Strict-Transport-Security: max-age=157680000; includeSubDomains;
これは、ブラウザがhttp://(https://ではなく)でドメインを初めてリクエストするときに、攻撃者が通信を傍受する攻撃に対して脆弱です。
静的
この弱点を克服するために、HSTSレコードをブラウザーのソースに直接ハードコーディングできるstaticモードがあります。ヘッダーは、管理者の意図を示すために変更されています。
Strict-Transport-Security: max-age=157680000; includeSubDomains; preload
最後にpreloadが含まれていることに注意してください。その後、ドメインは確認のために submitted になります。承認された場合、それは Chromiumリスト に追加されます。これは、Firefox、Safari、およびIE 11 + Edgeリストにも含まれています。
chrome://net-internals/#hstsに対してクエリを実行すると、Chromeを使用してアクセスした保存済みのHSTSサイトのみがクエリされます。 static_およびdynamic_の部分は、通信用にSTSを有効にするメソッドを示しています。
結果は、staticメソッドが定義されていないことを示し、dynamicメソッドのみが定義されています。

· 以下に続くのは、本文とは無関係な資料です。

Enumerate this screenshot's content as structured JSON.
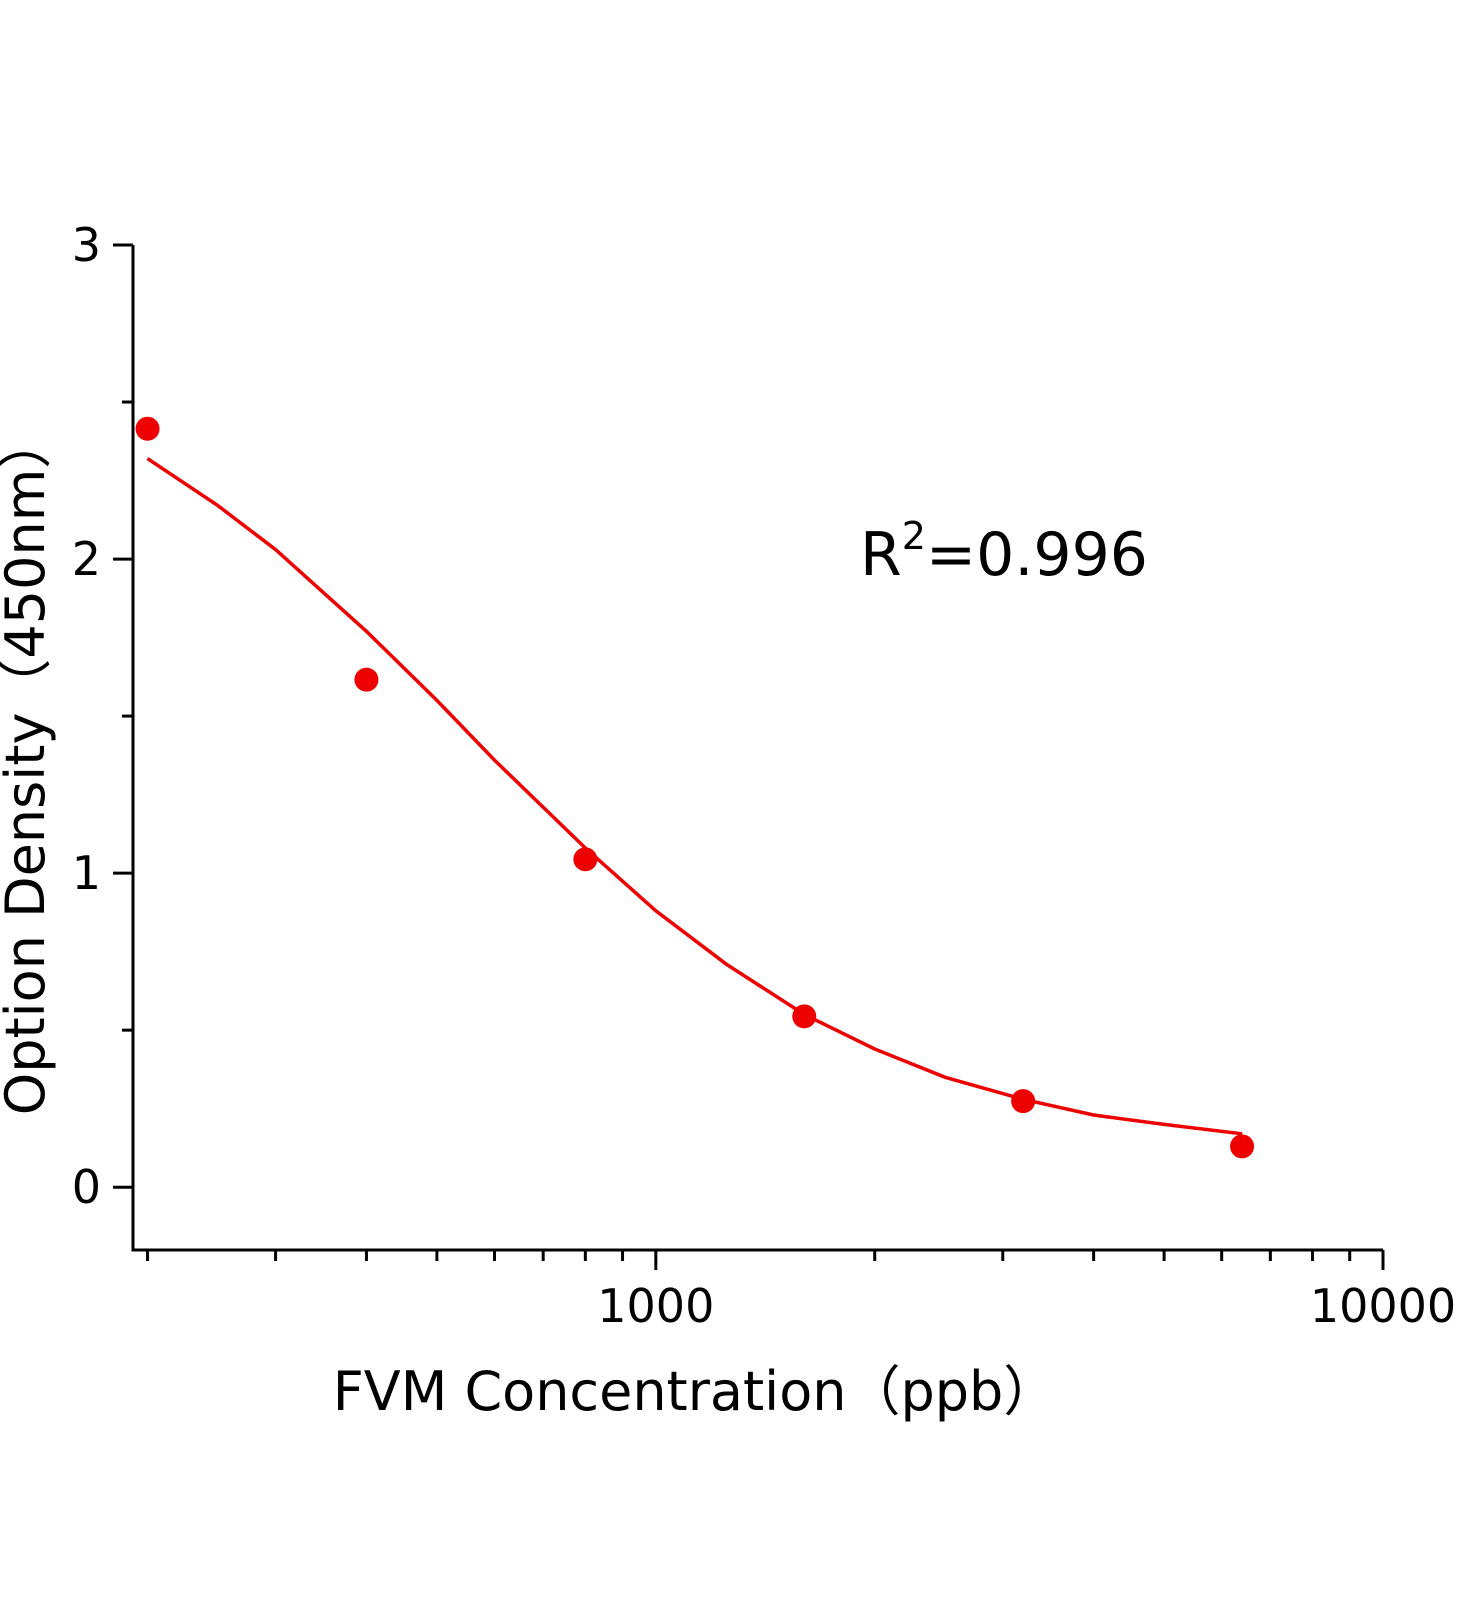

結果のpopおよびstsは、それぞれpublic-key-pinningおよびstrict transport securityを表しています。したがって、dynamic_pkp_observedおよびdynamic_sts_obeservedは、ドメインで有効になっているSTSの時間です。 STSはそのドメインで許可されていますが、サブドメインでは許可されていません。
Stsのチェックには "curl"を使用することをお勧めします。
例えば:curl -siL "owasp.org" | grep "Strict"(-Lはhttpsにリダイレクトします)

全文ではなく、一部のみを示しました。